Home / Fall 2014 / Election follows historic pattern

Election follows historic pattern

 Written By: Austin Wells 

The Republican party’s overwhelming victory on Tuesday night can be at least partly explained by past history, according to a political science professor at VSU.


Dr. Richard Saeger, a political science professor at VSU, explained how the Republican party’s success shouldn’t come as a surprise considering the president’s low popularity.


“It seems to be against the presidency even though he’s not running,” Dr. Saeger said. “Most of the focus of the campaigns are against Obama.”


Dr. Saeger explained how the party in control tends to be the losing party on Election Day.


“The party out of power generally does very well,” Dr. Saeger said. “In a couple of years it’ll be the other way around.”


Following the election, the Republican Party now has the majority in both the Senate and the House of Representatives, also giving them full control of Congress.

Among the 32 states that voted for a senator, 20 of those states voted for the Republican candidate. Georgia was among those states as David Perdue received 53 percent, beating out Democrat nominee Michelle Nunn. It wasn’t as close in Lowndes County, as the county gave Perdue 58.6 percent of the vote.

Not much will change for the House of Representatives as the majority of the votes went the Republican’s way there as well. This is also true for Georgia.

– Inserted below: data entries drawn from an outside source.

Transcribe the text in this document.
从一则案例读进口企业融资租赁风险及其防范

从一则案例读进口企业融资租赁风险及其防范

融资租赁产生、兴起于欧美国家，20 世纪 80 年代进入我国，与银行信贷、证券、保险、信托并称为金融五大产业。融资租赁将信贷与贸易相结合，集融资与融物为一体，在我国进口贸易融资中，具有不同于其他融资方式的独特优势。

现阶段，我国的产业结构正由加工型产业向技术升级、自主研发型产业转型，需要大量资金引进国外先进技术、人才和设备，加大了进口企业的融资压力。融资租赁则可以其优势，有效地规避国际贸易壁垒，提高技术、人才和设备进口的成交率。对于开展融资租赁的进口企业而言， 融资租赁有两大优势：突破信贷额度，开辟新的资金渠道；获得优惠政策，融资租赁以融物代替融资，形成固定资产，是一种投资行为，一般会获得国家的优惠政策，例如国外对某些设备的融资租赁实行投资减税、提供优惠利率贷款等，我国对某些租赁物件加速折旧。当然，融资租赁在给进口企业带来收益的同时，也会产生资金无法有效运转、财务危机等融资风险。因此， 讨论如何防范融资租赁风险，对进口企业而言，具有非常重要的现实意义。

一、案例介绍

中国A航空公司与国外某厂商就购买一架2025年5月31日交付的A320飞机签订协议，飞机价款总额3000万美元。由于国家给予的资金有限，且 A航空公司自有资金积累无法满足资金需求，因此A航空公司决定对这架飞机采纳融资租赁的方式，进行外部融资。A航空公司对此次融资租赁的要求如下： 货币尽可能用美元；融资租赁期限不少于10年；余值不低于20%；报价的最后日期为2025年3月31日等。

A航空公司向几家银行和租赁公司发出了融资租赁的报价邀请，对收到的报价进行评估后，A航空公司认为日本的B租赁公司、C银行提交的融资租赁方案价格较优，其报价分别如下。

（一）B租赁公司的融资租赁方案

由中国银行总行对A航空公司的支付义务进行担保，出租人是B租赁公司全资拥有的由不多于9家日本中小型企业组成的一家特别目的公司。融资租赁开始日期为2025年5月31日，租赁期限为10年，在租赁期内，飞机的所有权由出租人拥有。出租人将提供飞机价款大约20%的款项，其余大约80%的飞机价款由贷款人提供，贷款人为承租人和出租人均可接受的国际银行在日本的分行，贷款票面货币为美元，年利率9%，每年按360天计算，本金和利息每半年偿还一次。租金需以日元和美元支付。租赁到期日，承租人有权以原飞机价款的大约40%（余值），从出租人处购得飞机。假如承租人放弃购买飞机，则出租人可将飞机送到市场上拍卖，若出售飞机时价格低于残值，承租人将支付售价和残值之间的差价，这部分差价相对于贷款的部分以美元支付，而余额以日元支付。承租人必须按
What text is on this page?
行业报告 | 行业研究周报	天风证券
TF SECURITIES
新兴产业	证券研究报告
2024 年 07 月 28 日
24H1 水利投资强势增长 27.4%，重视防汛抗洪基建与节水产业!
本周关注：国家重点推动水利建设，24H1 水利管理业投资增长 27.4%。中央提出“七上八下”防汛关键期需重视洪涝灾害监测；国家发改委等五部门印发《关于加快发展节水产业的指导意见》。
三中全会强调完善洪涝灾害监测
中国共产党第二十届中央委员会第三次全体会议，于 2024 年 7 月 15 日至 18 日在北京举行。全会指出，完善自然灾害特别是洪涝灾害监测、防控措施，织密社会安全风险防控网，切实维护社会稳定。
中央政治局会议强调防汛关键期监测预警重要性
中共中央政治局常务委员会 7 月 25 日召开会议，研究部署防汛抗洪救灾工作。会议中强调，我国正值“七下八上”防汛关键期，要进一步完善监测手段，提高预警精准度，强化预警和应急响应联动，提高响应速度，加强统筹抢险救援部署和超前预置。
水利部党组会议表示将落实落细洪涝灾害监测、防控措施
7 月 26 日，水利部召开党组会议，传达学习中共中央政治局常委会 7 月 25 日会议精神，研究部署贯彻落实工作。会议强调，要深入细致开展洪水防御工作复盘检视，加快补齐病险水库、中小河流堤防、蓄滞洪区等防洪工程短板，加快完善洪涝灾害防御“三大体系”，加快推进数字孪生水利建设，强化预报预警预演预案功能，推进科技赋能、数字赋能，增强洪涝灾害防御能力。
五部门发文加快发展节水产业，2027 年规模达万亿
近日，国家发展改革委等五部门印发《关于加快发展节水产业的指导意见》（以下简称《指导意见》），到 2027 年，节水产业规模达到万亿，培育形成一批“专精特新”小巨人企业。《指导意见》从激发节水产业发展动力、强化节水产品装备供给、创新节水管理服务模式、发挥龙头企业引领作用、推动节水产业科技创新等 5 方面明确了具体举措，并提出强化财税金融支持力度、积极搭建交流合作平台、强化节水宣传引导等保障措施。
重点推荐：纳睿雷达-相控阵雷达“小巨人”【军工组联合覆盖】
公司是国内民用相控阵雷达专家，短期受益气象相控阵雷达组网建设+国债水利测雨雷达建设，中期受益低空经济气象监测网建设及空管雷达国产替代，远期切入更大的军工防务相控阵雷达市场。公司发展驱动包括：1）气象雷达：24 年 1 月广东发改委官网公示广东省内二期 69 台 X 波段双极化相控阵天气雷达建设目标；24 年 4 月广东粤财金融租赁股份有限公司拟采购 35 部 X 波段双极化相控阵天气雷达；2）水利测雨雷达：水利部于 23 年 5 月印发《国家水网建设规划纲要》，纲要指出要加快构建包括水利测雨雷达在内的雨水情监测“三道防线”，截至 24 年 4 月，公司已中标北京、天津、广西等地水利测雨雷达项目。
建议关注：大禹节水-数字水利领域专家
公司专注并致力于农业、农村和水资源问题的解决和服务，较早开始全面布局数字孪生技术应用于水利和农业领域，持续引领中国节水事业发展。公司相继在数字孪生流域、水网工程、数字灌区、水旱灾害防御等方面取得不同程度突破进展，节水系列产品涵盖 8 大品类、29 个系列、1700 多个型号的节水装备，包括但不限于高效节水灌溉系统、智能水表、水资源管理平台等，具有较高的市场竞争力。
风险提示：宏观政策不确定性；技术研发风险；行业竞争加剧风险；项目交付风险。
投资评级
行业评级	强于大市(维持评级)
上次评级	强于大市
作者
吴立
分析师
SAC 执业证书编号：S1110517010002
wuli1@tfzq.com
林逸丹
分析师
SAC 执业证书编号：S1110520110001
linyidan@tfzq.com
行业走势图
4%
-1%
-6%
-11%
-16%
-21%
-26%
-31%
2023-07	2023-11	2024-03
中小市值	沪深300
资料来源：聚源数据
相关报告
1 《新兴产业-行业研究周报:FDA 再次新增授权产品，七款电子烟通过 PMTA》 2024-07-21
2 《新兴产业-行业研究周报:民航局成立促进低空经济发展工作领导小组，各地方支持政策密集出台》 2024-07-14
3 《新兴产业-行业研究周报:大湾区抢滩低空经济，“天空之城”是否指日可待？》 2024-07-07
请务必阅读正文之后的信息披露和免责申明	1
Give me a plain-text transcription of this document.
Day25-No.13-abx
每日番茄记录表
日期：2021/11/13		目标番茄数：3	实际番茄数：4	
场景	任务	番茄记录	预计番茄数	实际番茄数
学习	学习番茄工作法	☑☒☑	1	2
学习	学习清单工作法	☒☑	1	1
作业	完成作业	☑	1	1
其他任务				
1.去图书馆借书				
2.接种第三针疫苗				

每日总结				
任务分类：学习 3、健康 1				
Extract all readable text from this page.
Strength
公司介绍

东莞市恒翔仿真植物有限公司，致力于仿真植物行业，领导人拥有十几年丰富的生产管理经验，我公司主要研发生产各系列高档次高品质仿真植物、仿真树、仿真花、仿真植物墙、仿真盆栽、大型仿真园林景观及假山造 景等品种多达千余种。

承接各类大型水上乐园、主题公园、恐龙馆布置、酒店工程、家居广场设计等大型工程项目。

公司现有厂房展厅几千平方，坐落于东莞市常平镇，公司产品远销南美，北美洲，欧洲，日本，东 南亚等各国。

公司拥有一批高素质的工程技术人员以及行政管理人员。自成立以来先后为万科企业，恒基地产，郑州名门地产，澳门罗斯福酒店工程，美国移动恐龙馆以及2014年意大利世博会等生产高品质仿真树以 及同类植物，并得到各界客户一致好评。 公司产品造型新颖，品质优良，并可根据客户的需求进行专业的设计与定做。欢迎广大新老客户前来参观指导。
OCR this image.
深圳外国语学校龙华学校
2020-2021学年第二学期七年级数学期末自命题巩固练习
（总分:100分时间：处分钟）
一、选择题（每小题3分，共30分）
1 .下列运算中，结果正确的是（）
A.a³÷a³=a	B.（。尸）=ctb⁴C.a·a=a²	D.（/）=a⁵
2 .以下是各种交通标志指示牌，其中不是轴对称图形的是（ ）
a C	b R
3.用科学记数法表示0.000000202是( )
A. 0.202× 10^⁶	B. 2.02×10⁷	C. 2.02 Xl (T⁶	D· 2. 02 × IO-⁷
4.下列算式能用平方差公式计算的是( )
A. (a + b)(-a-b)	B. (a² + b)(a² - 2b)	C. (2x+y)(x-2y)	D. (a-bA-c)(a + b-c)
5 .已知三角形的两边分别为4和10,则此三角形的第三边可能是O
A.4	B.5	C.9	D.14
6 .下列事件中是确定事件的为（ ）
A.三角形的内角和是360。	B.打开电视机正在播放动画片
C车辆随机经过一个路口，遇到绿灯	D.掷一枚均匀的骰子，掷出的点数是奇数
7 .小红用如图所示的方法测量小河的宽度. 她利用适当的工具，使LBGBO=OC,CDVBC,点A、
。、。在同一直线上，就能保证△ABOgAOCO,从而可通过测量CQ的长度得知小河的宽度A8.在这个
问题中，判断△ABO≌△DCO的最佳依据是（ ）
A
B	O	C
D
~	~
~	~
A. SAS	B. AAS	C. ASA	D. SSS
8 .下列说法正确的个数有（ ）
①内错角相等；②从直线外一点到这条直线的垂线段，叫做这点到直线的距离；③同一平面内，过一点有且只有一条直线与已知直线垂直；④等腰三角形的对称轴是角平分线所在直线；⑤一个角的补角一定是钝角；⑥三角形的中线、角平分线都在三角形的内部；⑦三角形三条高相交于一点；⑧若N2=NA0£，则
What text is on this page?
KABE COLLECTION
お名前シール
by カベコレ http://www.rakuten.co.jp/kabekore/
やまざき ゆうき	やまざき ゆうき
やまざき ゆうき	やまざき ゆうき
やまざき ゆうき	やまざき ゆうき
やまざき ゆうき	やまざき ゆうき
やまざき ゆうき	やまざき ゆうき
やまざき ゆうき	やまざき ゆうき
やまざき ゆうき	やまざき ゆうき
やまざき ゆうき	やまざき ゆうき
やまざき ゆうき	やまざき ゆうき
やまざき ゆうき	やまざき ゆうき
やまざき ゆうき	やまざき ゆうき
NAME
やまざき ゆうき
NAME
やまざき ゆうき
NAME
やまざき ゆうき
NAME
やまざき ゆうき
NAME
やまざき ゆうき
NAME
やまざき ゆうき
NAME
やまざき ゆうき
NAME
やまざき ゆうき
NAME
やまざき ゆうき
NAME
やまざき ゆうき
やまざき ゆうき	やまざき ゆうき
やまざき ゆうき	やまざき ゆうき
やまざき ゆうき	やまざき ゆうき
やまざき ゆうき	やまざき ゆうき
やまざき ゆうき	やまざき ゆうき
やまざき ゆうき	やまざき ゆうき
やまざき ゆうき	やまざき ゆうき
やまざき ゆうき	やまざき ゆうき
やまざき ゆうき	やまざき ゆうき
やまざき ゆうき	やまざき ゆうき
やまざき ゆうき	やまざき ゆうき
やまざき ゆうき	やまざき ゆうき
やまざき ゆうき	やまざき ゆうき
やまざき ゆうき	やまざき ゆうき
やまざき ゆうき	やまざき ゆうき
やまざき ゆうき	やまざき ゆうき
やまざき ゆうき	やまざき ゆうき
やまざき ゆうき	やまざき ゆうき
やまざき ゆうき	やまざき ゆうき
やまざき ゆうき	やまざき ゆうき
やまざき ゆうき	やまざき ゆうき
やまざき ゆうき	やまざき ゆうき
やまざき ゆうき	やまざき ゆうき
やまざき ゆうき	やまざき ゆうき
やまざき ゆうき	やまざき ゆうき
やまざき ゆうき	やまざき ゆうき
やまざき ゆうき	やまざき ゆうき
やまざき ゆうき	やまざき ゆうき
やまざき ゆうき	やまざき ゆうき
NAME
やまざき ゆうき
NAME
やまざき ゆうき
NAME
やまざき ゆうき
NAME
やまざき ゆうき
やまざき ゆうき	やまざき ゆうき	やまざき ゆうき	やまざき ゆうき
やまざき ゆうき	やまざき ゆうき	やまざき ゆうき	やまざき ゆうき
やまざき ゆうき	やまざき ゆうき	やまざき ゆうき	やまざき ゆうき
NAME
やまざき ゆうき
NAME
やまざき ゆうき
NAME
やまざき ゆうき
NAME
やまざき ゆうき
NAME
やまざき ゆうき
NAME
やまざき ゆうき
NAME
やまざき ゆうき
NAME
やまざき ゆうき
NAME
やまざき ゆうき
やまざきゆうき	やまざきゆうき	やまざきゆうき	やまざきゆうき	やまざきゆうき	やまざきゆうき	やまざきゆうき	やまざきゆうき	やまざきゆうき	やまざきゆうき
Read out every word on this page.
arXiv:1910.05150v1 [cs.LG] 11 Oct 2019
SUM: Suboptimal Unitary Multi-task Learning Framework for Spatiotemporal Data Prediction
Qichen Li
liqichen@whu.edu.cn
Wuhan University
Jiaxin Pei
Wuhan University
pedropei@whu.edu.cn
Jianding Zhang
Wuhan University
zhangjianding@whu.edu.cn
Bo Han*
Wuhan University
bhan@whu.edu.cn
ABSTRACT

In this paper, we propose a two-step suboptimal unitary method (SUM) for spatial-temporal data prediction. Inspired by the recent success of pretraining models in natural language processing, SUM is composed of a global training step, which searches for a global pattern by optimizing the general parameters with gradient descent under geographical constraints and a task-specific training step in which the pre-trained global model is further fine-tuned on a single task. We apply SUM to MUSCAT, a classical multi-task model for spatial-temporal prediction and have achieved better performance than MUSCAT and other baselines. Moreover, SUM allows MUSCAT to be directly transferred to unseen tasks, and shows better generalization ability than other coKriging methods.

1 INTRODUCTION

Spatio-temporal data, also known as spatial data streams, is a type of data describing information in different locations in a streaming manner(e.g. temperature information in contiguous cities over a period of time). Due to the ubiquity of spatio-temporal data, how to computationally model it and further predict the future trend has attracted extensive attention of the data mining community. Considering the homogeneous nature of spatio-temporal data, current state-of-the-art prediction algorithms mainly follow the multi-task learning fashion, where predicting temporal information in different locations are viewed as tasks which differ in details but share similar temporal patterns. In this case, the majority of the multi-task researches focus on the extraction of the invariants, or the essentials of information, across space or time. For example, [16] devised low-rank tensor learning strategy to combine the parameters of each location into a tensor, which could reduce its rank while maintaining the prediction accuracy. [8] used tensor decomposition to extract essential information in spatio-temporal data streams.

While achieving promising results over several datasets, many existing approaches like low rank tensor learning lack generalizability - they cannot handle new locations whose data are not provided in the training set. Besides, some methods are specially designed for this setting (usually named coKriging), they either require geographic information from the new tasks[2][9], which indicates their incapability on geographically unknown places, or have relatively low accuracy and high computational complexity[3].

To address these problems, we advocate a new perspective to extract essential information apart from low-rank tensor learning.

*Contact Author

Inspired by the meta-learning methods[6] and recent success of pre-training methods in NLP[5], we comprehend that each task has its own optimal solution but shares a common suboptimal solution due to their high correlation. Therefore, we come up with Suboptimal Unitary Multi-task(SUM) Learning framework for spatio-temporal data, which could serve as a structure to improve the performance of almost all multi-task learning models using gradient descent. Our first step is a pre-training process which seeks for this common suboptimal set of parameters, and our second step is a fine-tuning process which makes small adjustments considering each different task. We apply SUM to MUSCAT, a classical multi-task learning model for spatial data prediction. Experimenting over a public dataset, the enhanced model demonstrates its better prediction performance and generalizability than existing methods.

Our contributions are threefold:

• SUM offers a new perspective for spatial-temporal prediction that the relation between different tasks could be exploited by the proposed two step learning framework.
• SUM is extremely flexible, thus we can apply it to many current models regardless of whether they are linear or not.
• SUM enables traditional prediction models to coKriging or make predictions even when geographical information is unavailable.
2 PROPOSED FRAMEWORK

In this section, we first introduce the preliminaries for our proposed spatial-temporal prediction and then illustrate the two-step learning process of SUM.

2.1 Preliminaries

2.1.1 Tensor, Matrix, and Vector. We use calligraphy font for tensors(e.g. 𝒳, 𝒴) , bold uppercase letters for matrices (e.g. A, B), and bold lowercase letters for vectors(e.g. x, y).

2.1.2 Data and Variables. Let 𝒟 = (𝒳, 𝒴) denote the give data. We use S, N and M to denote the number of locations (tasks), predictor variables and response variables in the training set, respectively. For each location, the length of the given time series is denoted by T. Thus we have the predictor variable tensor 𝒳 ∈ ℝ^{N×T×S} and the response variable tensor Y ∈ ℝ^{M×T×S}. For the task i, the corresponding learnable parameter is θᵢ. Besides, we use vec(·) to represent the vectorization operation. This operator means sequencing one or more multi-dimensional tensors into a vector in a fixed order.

Of the seven districts that had two nominees, only one Democrat won, and that was Sanford Bishop of District 2. Buddy Carter , Tom Price, Rob Woodall, Doug Collins, Jody Hice and Rick Allen are the rest of Georgia’s district winners and are all Republican.

Among the 32 states that voted for a governor, only 11 of those states voted for a non-Republican nominee (10 voted Democrat and Alaska voted for an Independent). Georgia continued to vote as it did with the Senate and House, re-electing Republican candidate Nathan Deal as governor.

The voter turnout for Lowndes County was 44.85 percent, and among that percentage, the college-aged demographic was the second highest voter group. The only age group surpassing the college-aged group was the 65+ age group, meaning that many young adults in Valdosta had a say in this year’s election.


Several students spoke on the 2014 election and particularly why they feel it’s important.


Henry Bochner, sophomore mass media major, said, “We as a people have a say. It’s important to use the voice we have and make it count.”

Jalene Snowden, sophomore mass media major, shared her thoughts on the election and its importance as well.


“I was pulling for the Democratic nominees to win,” Snowden said. “Unfortunately, I wasn’t able to vote this year but the election means a lot. It’s our future and I can’t believe I didn’t take part in voting for our future. I’ll be sure to vote next time.”

The next elections will take place in 2016, when the presidency will be voted on as well.